Train-train alimentaire

Je viens de passer deux jours à Sarrebruck, où réside par ailleurs un lecteur régulier de ce blog, quelque part entre la taverne libanaise et le resto mexicain, quand ce n’est pas entre la kartoffelsalat et la fastenbier. Au risque de surprendre ceux qui prétendent que je suis monobnubilé par Air Napoléon, je n’ai pas utilisé ses services cette fois ; ni même l’avion, puisqu’il y a un train RailBean pour s’y rendre en moins de deux heures depuis Paris.

L’avantage du train, outre le fait que ça pollue moins, et qu’il ne faut pas vider son sac, enlever sa ceinture, ses chaussures et sortir son PC à chaque fois qu’on le prend, c’est qu’il y a de la place. Tellement de place, même, dans le modèle glacé de conception allemande, qu’on se demande si quelqu’un n’a pas discrètement écarté les rails. Pour le reste, avec le e-billet, les annonces bruyantes en cours de route, la collation servie à la place ou le téléphone qui capte mal pendant la quasi-totalité du trajet, ça ressemble beaucoup au voyage en avion. Bien que je préfère nettement la collation ferroviaire au sucré-salé aérien.

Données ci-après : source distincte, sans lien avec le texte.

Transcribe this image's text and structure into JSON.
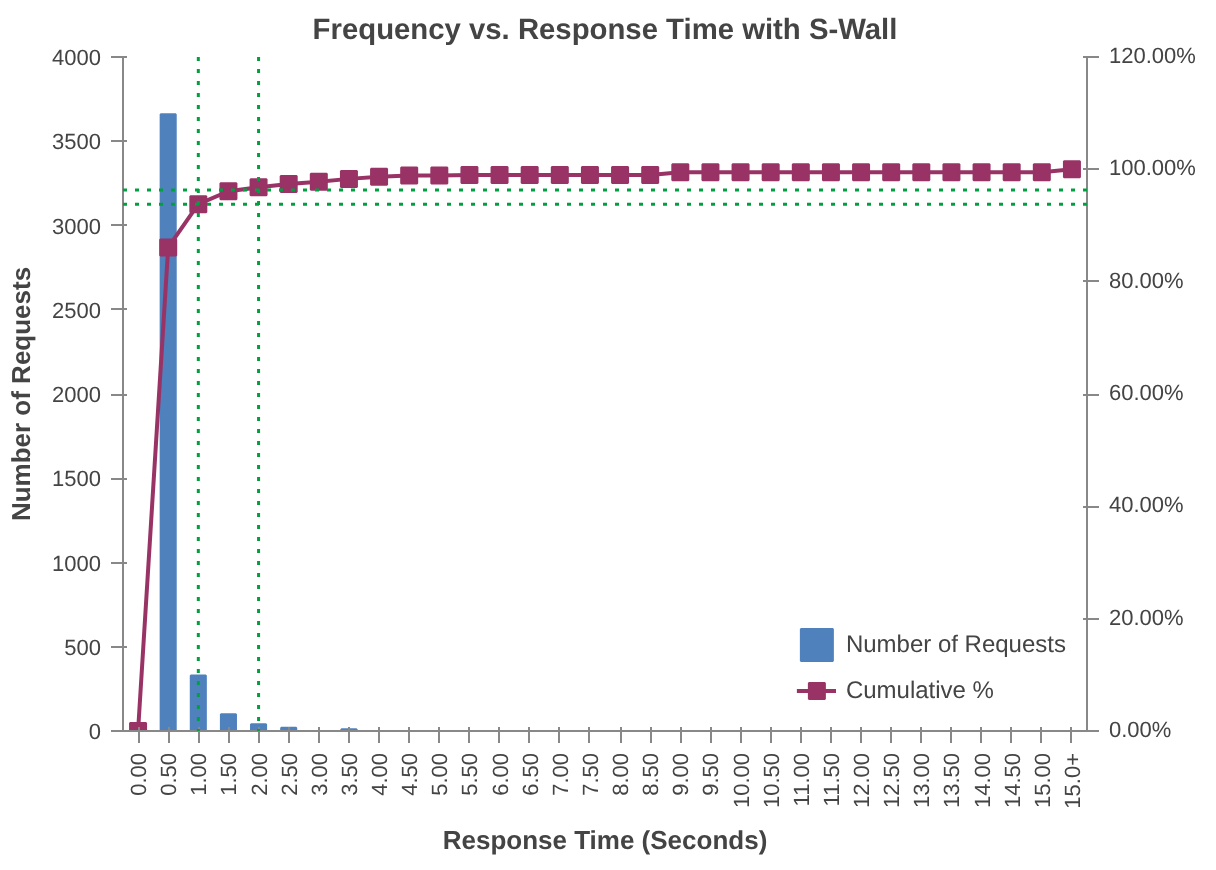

Mais il faut nuancer ce dernier constat. D’abord, parce qu’en train, on ne reçoit un plateau qu’en première classe ; en seconde, il y a le wagon bar. En avion, certaines compagnies s’entêtent à jeter, d’un hop méprisant, leurs trois cacahuètes et demi-cannette indifféremment pour chaque passager conconomy,  sans aucune autre offre de service ; mais d’autres proposent un menu certes payant mais varié, y compris en plats  chauds, comme au bar du train. Et en cabine bizbiz on sert un plateau, parfois réussi, parfois indigeste, comme partout. Alors pourquoi préférer le train ?

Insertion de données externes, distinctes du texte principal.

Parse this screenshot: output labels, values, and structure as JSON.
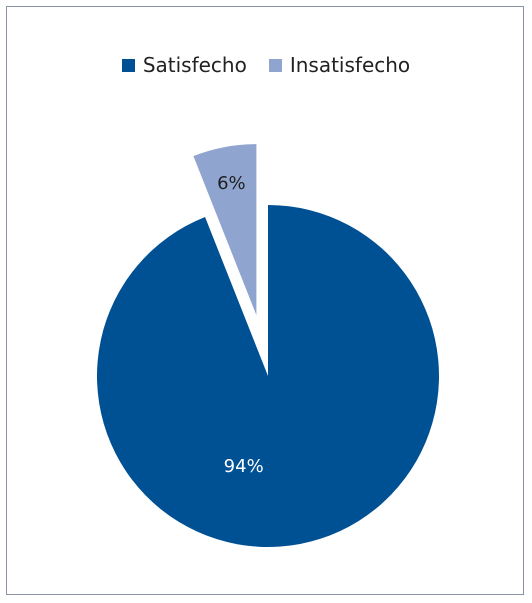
{
  "chart_data": {
    "type": "pie",
    "title": "",
    "categories": [
      "Satisfecho",
      "Insatisfecho"
    ],
    "values": [
      94,
      6
    ],
    "labels": [
      "94%",
      "6%"
    ],
    "colors": [
      "#005094",
      "#8fa5cf"
    ],
    "label_colors": [
      "#ffffff",
      "#1f1f1f"
    ],
    "legend_position": "top",
    "exploded_slice": "Insatisfecho"
  }
}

Peut-être suffit-il de prendre l’ICE Paris Sarrebruck de la Deutsche Bean, un matin, et de comparer le croissant qu’on y sert, grand, frais, bon, dont on imagine qu’il sort d’une boulangerie près de la gare de l’Est, à la viennoiserie industrielle, microminimisée, partiellement dégelée et en farine réductrice de miettes d’Air Napoléon, dont on comprend qu’elle est aromatisée au kérosène. Bien sûr, on me dira que les contraintes dans les nuages ne sont pas les mêmes que sur des rails : pourtant certaines compagnies proposent sur leurs vols moyen-courrier un excellent café et des croissants de qualité, parfois même encore chauds. La différence se résume en une question : propose-t-on une prestation recherchée pour satisfaire au mieux le client ou  sert-on une collation dégradée juste pour que le marketing puisse clamer que la compagnie l’offre à tous ses passagers ?

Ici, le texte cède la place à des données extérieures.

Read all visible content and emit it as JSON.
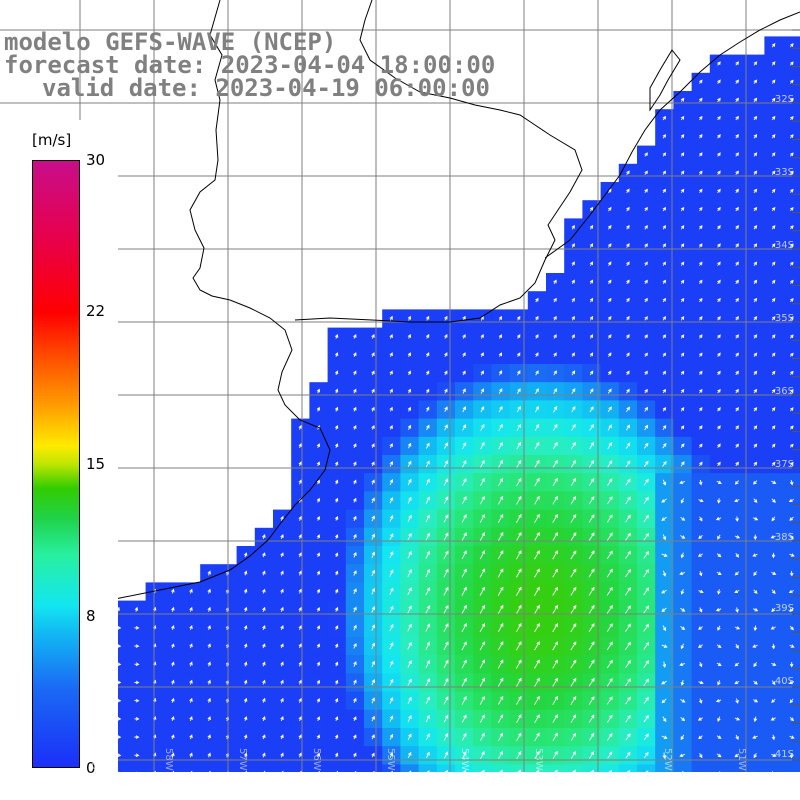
{
  "title": {
    "line1": "modelo GEFS-WAVE (NCEP)",
    "line2": "forecast date: 2023-04-04 18:00:00",
    "line3": "valid date: 2023-04-19 06:00:00"
  },
  "colorbar": {
    "units": "[m/s]",
    "ticks": [
      "30",
      "22",
      "15",
      "8",
      "0"
    ],
    "tick_values": [
      30,
      22,
      15,
      8,
      0
    ],
    "colors": {
      "min": "#1b2ff8",
      "low": "#13e6f0",
      "mid": "#32cc00",
      "high": "#ff0000",
      "max": "#c80e8a"
    }
  },
  "lat_labels": [
    "32S",
    "33S",
    "34S",
    "35S",
    "36S",
    "37S",
    "38S",
    "39S",
    "40S",
    "41S"
  ],
  "lon_labels": [
    "59W",
    "58W",
    "57W",
    "56W",
    "55W",
    "54W",
    "53W",
    "52W",
    "51W"
  ],
  "land_color": "#ffffff",
  "grid_color": "#7f7f7f",
  "arrow_color": "#ffffff"
}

Il me faut aussi commenter l’organisation TGV Sarrebruck Paris de la SMCF, en partage de code RailBean avec son homologue allemand. Car selon les horaires, vous aurez sur cette ligne un train teuton ou une rame grenouille. Par réciprocité avec les pratiques allemandes, il faut servir sur TGV un repas aux passagers internationaux, et on dirait qu’Air Napoléon a apporté ses conseils pour cela. D’abord dans l’organisation : le passager qui enregistre à Sarrebruck reçoit un plateau tandis que son voisin embarqué quelques minutes et kilomètres plus loin, mais de l’autre côté de la frontière, à Forbach, n’y a pas droit, puisqu’il n’est pas voyageur international, ainsi que le répètent sèchement les contrôleurs à  ceux qui ne veulent pas croire à cette règle arbitraire. Ensuite, dans la qualité : si le diner allemand est copieux et équilibré, le plateau SMCF constitué de trois bacs en plastic transparent, comprend plus de plastic que d’aliments, malgré qu’il soit plein de mayonnaise et de crème… on cherche donc le petit pois et la trace de viande. Enfin, pour débarrasser : le plateau Deutsche Bean, avec ses couverts en métal et son mug particulièrement sympa aux couleurs de la compagnie, est repris dès que vous avez fini, par un équipage attentif et disponible, comme chez Luftanna ; mais avec SMCF vous voyagez jusqu’à Paris encombré par un amas jetable de plastic baignant dans son coulis de mayonnaise, trop grand pour la poubelle murale, comme sur un vol long-courrier Air Napoléon A380 où il faut regarder au moins trois films pour que le PNC, ayant conduit son chariot de cantine jusqu’au galley arrière, vous débarrasse de votre plateau bizbiz.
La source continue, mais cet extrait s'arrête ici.